Key findings of these studies are: (1) that PU.1 is regulated by competition between a coding and a noncoding promoter for interaction with the enhancer, (2) that an enhancer-driven lncRNA promotes looping with the sense promoter, and (3) that CBF AMLs can co-opt these 2 mechanisms to reduce PU.1 expression. Questions remain regarding precisely how the RUNX1-ETO fusion protein mediates altered chromatin looping and whether this is an immediate consequence of fusion gene expression or requires previous chromatin remodeling or destabilization. RUNX1-ETO alters global chromatin conformation and promoter-enhancer interactions.¹² One possibility is that the global effects of fusion gene expression favor a chromatin conformation in which RUNX1-ETO can bind AsPr and modify its chromatin interactions.

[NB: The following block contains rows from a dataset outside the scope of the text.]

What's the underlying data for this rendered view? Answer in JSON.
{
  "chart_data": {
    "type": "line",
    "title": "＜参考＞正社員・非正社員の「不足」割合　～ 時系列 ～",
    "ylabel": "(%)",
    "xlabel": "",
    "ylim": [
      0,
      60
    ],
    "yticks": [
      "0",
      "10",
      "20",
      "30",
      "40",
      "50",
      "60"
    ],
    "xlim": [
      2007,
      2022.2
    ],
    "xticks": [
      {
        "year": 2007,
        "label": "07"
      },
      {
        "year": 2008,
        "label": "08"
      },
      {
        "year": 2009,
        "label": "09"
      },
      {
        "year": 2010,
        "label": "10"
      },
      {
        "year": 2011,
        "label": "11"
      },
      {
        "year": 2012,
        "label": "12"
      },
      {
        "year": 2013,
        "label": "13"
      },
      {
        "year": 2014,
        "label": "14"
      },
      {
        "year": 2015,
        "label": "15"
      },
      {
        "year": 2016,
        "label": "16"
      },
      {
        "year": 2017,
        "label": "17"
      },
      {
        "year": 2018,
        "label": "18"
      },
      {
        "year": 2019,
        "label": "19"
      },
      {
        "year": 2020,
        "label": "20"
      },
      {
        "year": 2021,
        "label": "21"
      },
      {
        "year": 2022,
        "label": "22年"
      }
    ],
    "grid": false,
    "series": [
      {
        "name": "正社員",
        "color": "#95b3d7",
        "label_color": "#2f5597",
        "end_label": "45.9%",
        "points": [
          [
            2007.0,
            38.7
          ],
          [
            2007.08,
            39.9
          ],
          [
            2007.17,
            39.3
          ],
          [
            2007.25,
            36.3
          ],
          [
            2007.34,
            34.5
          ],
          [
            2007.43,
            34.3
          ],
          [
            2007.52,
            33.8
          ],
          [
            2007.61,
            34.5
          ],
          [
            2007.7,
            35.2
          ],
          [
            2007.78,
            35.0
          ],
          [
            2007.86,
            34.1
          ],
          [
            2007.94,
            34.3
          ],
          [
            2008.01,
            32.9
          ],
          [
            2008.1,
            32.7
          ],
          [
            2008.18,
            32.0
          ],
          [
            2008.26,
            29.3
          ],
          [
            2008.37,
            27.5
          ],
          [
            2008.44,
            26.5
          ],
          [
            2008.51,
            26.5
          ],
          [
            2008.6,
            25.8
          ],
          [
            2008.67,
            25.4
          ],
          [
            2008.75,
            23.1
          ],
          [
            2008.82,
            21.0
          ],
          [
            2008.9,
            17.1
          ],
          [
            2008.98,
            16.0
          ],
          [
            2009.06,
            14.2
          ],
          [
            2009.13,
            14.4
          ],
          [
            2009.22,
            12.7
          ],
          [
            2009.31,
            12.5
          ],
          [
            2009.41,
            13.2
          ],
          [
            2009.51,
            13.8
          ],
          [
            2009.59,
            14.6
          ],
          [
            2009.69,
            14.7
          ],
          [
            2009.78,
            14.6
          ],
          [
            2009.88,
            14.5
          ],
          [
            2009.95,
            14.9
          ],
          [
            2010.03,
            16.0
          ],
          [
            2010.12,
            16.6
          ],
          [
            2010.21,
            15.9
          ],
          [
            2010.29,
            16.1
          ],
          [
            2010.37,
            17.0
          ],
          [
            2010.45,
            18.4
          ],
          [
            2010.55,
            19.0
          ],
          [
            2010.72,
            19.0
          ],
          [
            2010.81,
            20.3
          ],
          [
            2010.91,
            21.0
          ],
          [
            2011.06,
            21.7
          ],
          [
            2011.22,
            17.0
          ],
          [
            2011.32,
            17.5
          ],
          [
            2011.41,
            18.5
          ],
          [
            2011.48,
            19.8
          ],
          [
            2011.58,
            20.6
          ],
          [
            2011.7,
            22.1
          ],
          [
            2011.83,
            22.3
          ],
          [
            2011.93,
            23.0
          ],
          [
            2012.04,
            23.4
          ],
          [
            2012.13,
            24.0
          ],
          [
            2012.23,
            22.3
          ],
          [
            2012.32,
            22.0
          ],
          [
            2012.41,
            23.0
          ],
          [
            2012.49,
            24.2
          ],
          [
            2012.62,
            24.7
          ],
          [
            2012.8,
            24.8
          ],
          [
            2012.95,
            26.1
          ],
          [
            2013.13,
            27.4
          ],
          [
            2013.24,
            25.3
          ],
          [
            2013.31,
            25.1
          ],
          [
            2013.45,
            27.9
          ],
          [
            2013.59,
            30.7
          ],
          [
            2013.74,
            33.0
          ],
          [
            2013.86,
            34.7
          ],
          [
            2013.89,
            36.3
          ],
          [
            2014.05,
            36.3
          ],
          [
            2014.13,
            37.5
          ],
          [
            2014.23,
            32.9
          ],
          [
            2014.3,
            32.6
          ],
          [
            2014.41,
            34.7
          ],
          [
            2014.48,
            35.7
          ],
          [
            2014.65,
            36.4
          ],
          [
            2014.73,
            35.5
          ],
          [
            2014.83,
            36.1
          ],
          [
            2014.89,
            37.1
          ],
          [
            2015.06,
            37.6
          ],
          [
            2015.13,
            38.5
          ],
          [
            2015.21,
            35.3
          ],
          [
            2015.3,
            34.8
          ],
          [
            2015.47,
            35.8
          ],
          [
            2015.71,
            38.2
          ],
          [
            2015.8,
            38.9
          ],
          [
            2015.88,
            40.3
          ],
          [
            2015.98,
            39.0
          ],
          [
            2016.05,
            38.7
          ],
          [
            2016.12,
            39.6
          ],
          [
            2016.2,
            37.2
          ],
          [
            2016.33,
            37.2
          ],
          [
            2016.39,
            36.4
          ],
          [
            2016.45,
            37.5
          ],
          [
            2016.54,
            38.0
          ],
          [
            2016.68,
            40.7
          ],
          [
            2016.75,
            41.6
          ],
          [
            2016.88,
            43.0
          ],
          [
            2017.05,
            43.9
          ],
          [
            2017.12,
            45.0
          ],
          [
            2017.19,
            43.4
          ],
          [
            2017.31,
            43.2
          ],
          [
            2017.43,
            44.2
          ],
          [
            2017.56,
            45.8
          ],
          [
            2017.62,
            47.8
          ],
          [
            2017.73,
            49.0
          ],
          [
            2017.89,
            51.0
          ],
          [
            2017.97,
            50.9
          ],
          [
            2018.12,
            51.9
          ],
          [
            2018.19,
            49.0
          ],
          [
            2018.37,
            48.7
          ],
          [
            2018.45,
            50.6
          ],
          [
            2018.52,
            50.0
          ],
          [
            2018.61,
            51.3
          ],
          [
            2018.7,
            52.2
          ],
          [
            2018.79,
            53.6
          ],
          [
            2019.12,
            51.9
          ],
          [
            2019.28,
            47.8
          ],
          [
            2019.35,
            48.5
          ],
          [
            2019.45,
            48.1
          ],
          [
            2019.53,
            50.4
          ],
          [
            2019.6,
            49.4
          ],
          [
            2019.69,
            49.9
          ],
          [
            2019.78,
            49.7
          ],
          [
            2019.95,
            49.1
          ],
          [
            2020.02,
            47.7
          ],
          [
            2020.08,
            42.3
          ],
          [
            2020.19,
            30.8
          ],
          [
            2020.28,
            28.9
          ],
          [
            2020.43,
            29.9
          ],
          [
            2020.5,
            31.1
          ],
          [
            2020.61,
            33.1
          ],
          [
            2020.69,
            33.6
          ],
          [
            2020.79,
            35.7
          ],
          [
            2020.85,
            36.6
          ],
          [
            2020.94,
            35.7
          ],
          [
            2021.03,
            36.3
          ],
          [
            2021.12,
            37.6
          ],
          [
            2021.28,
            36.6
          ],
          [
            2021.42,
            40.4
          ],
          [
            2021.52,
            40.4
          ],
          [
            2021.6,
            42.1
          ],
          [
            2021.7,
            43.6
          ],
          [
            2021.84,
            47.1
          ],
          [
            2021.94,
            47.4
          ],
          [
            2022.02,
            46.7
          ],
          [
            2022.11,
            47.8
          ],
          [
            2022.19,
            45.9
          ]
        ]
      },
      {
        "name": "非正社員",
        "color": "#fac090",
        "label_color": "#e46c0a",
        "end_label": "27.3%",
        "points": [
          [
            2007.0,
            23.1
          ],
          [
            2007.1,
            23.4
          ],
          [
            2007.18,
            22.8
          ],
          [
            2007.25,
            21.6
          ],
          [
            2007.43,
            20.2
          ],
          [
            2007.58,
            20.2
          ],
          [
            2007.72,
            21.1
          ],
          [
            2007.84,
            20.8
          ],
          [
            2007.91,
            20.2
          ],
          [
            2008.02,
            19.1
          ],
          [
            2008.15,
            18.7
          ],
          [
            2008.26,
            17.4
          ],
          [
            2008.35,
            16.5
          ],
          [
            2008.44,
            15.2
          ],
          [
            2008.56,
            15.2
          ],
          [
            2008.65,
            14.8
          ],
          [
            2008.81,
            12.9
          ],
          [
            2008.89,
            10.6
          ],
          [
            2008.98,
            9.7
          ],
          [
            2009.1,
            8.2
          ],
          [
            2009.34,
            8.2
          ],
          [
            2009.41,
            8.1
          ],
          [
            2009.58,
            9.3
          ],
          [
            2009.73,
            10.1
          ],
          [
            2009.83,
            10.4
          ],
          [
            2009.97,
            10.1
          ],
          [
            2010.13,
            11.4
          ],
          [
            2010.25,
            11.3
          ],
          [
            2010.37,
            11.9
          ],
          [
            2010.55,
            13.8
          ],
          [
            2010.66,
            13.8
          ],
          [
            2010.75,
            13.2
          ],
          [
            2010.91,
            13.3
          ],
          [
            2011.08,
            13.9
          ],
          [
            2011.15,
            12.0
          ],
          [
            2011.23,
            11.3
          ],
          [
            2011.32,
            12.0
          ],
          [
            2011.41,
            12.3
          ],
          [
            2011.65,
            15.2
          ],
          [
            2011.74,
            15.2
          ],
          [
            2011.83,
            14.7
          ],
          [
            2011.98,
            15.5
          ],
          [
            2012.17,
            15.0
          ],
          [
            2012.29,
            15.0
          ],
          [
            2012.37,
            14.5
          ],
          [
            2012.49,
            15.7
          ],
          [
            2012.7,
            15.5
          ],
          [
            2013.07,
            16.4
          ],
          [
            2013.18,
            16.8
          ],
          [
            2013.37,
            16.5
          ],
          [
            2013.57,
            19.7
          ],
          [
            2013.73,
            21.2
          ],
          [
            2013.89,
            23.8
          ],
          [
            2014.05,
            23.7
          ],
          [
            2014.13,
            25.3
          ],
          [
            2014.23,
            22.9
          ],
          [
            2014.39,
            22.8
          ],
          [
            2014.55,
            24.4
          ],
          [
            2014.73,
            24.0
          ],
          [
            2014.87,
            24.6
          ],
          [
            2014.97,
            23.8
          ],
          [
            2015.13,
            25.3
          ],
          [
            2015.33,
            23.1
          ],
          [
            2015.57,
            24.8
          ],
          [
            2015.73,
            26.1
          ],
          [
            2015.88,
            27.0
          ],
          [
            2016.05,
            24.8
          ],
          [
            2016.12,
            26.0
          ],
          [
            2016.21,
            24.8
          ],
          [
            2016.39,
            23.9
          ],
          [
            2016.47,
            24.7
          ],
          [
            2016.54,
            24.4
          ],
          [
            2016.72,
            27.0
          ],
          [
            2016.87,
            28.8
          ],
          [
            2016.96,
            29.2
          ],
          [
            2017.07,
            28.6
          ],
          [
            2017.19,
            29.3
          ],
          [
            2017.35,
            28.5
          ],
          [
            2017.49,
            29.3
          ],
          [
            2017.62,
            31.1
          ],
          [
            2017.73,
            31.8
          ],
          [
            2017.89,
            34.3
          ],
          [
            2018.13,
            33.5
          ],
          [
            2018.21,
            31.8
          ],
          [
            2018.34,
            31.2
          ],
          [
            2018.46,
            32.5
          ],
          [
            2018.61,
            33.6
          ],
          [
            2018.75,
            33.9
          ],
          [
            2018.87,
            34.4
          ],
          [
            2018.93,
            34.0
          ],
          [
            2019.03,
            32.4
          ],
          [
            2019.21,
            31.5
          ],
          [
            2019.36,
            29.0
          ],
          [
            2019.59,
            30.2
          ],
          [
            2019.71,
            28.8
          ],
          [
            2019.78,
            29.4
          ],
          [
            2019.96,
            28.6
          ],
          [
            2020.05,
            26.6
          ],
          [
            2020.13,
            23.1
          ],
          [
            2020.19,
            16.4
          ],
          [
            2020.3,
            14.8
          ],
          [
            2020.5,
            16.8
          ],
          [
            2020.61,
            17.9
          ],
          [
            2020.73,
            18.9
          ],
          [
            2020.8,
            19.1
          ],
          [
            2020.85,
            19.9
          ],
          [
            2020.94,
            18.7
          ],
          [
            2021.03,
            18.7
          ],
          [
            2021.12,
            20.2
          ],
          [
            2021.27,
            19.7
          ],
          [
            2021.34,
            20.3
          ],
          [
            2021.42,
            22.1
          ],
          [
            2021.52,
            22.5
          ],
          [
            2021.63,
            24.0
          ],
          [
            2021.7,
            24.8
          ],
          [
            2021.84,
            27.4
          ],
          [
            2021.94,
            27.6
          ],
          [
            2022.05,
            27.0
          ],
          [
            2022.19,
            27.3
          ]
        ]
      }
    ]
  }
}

Alternatively, RUNX1-ETO might directly promote URE-AsPr looping by homodimerization or interaction with other factors bound to the URE or AsPr. It also remains unclear whether PU.1 promoter competition is a mechanism for PU.1 downregulation in other AML subtypes, or indeed whether similar regulatory modules are used by other genes. In this context, it is interesting to note that multiple established and potential therapeutic targets such as CCND2, CDK6, and WT1 show arrangements of sense and antisense promoters that are controlled by leukemic fusion proteins.¹³ 

These studies extend our understanding of how PU.1 expression is tightly controlled during normal hematopoiesis and add to the increasing catalog of epigenetic mechanisms by which oncogenes perturb normal gene regulation. The hope is that these collective insights will reveal leukemia vulnerabilities and point to new therapeutic possibilities for AML.